Pakar Hukum Administrasi Negara asal Bali ini berpendapat, penetapan CSY, Head of Finance PT IGM yang merupakan anak usaha dari PT Indofarma Tbk sebagai tersangka  oleh Kejati DKI Jakarta tidak beralasan secara hukum. Sebab tidak ada keuangan Negara ataupun kekayaan Negara yang dipisahkan yang digunakan sebagai modal usaha maupun yang berbentuk saham dalam anak dan cucu perusahaan BUMN.
"Dalam konteks ini, jelas dan nyata terjadi pelanggaran HAM, menyangkut hak – hak dalam proses hukum serta tidak ada hak – hak yang didengar sesuai dengan asas Audi et Alteram Partem (mendengarkan dua belah pihak)," ungkap Prof. Pantja Astawa. 


Sementara itu Ahli hukum  Pidana dari  Universitas Trisakti Jakarta,  Dr. Maria Silvya Elisabeth Wangga, SH., MH.,   dalam pendapatnya dalam persidangan sebagai ahli hukum pidana  mengatakan, due process of law lahir dari pengakuan HAM sebagai tercantum dalam magna carta. Proses peradilan harus dilakukan sesuai peraturan perundang-undangan dengan tidak membeda-bedakan. 

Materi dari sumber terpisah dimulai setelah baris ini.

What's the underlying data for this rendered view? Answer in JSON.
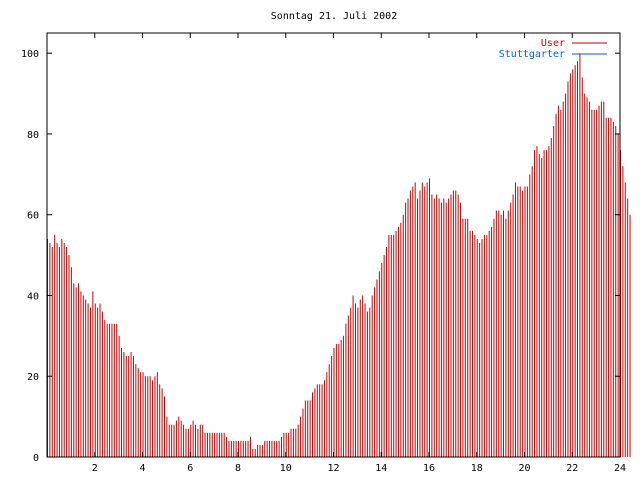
{
  "chart_data": {
    "type": "bar",
    "title": "Sonntag 21. Juli 2002",
    "xlabel": "",
    "ylabel": "",
    "xlim": [
      0,
      24
    ],
    "ylim": [
      0,
      105
    ],
    "xticks": [
      "2",
      "4",
      "6",
      "8",
      "10",
      "12",
      "14",
      "16",
      "18",
      "20",
      "22",
      "24"
    ],
    "yticks": [
      "0",
      "20",
      "40",
      "60",
      "80",
      "100"
    ],
    "grid": false,
    "legend_position": "top-right",
    "series": [
      {
        "name": "User",
        "color": "#cc0000",
        "x_start": 0,
        "x_step": 0.1,
        "values": [
          54,
          53,
          52,
          55,
          53,
          52,
          54,
          53,
          52,
          50,
          47,
          43,
          42,
          43,
          41,
          40,
          39,
          38,
          37,
          41,
          38,
          37,
          38,
          36,
          34,
          33,
          33,
          33,
          33,
          33,
          30,
          27,
          26,
          25,
          25,
          26,
          25,
          23,
          22,
          21,
          21,
          20,
          20,
          20,
          19,
          20,
          21,
          18,
          17,
          15,
          10,
          8,
          8,
          8,
          9,
          10,
          9,
          8,
          7,
          7,
          8,
          9,
          8,
          7,
          8,
          8,
          6,
          6,
          6,
          6,
          6,
          6,
          6,
          6,
          6,
          5,
          4,
          4,
          4,
          4,
          4,
          4,
          4,
          4,
          4,
          5,
          2,
          2,
          3,
          3,
          3,
          4,
          4,
          4,
          4,
          4,
          4,
          4,
          5,
          6,
          6,
          6,
          7,
          7,
          7,
          8,
          10,
          12,
          14,
          14,
          14,
          16,
          17,
          18,
          18,
          18,
          19,
          21,
          23,
          25,
          27,
          28,
          28,
          29,
          30,
          33,
          35,
          37,
          40,
          38,
          37,
          39,
          40,
          38,
          36,
          37,
          40,
          42,
          44,
          46,
          48,
          50,
          52,
          55,
          55,
          55,
          56,
          57,
          58,
          60,
          63,
          64,
          66,
          67,
          68,
          64,
          66,
          68,
          67,
          68,
          69,
          65,
          64,
          65,
          64,
          63,
          64,
          63,
          64,
          65,
          66,
          66,
          65,
          63,
          59,
          59,
          59,
          56,
          56,
          55,
          54,
          53,
          54,
          55,
          55,
          56,
          57,
          59,
          61,
          61,
          60,
          61,
          59,
          61,
          63,
          65,
          68,
          67,
          67,
          66,
          67,
          67,
          70,
          72,
          76,
          77,
          75,
          74,
          76,
          76,
          77,
          79,
          82,
          85,
          87,
          86,
          88,
          90,
          93,
          95,
          96,
          97,
          98,
          100,
          94,
          90,
          89,
          88,
          86,
          86,
          86,
          87,
          88,
          88,
          84,
          84,
          84,
          83,
          82,
          80,
          76,
          72,
          68,
          64,
          60
        ]
      },
      {
        "name": "Stuttgarter",
        "color": "#0066cc",
        "x_start": 0,
        "x_step": 0.1,
        "values": []
      }
    ]
  }
}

"Pemeriksaan dilakukan dalam keadaan bebas, memiliki asas praduga tidak bersalah, dan didampingi penasehat hukum. Sehingga ketika tidak didampingi penasehat hukum dalam pemeriksaan, maka itu bertentangan due process of law. Jadi adanya pelanggaran prosedur," ungkapnya. 
Lebih lanjut ahli yang diajukan pemohon praperadilan ini mengatakan, merujuk KUHAP mengenai hak tersangka, ketika dimulainya penyidikan sebagaimana Putusan MK 130/2014, penyidik wajib memberitahukan SPDP kepada pelapor, korban, dan terlapor dalam waktu 7 hari sejak penyidikan. Sebelum diperiksa sebagai tersangka, terlapor atau calon tersangka harus diberi tahu terlebih dahulu sebagai calon tersangka yang kegunaannya untuk menyiapkan pembelaan. 
"Jika proses tersebut terlewatkan, maka diajukan praperadilan. Jika penetapan tersangka atau pemeriksaan tersangka yang tidak sesuai dengan prosedur, maka itu mengandung kecacatan," tegas Dr. Maria Silvya.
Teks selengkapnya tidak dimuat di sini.